If you've been collecting unemployment benefits, you may not realize that that income, like your regular paycheck, isn't yours to keep in full. While unemployment benefits aren't subject to the payroll taxes that are used to fund Social Security, you have to pay federal taxes on that income.

Generally, you'll be given the option to have 10% of your weekly benefit withheld for this purpose before you start collecting that money. Otherwise, you can collect your benefits in full and then make estimated quarterly tax payments to the IRS.

Man with serious expression on his face sitting at laptop.

Image source: Getty Images.

But you can't sit back and assume that you won't face any tax liability on those benefits, because that's just not reality. And unfortunately, a lot of people are uninformed in this regard. In a recent survey by Jackson Hewitt Tax Service, 38% of respondents said they didn't know that unemployment benefits were taxable in the first place. Furthermore, 61% of respondents have not withheld or set aside money from their unemployment pay for their 2020 income taxes.

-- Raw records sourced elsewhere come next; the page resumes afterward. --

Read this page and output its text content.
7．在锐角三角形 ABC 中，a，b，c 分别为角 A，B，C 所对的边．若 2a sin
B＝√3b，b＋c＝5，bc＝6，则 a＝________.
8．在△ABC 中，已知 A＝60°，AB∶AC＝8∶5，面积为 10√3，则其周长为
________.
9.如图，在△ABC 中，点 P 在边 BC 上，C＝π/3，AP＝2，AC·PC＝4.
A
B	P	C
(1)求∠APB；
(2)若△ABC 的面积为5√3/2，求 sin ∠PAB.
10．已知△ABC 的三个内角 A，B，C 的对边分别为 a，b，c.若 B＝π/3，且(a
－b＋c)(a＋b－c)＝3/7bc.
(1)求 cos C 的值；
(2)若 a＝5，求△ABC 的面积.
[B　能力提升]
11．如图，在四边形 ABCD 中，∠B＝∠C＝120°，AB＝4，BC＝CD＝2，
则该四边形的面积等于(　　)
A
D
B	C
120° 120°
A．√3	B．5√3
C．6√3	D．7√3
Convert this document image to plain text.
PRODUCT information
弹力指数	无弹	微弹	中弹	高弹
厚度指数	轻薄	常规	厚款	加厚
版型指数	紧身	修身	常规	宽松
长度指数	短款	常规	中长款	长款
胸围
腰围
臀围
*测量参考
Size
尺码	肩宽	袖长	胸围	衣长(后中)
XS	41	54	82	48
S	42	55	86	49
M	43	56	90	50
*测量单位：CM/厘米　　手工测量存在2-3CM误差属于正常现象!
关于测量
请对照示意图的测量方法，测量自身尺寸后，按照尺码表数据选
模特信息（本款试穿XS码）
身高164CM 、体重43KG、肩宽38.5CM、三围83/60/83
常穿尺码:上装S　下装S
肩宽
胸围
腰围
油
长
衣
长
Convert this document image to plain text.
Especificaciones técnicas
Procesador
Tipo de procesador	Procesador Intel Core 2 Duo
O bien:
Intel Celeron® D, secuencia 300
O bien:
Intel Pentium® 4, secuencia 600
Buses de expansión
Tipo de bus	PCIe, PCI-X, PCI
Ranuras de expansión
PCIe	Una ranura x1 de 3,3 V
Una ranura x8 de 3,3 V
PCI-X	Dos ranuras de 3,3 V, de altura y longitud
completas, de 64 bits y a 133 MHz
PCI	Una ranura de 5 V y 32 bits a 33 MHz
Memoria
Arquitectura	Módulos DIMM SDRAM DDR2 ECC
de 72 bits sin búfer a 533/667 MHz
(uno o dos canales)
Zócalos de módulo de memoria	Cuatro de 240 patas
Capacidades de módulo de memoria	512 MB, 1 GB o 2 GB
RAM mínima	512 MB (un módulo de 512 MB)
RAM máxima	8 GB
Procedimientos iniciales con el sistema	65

The result? A lot of people could be in for a serious tax bill in April, when 2020 taxes are due. As Mark Steber, Chief Tax Information Officer at Jackson Hewitt Tax Service explains:

This year there is real potential for refund shock. A large number of people receiving unemployment benefits don't know that the benefits are taxable, that taxes are not automatically withheld, or that unemployment pay can impact other tax credits. This group, especially those accustomed to getting a refund, might be shocked to see that they actually owe taxes come April 15. This could be due to not withholding tax from unemployment pay.

Get ahead of those taxes

If you're collecting unemployment benefits and don't want to deal with a tax headache later on, try having a portion of that income withheld for federal tax purposes -- even if you didn't do so initially. (Some states will allow you to change your tax withholding once you begin collecting benefits.) And if you've been collecting benefits for the better part of the year and haven't paid a dime of taxes on that money, plan to make an estimated quarterly payment to the IRS by Jan. 15. If you let that tax debt sit, thinking you'll just repay it when you go to file your 2020 return in April 2021, you'll risk racking up interest and penalties on that unpaid sum.

Remember, our tax system works on a pay-as-you-go basis. The IRS wants its share of your unemployment income as you collect it. The better you prepare now, the less likely you'll be to encounter a shock when April rolls around.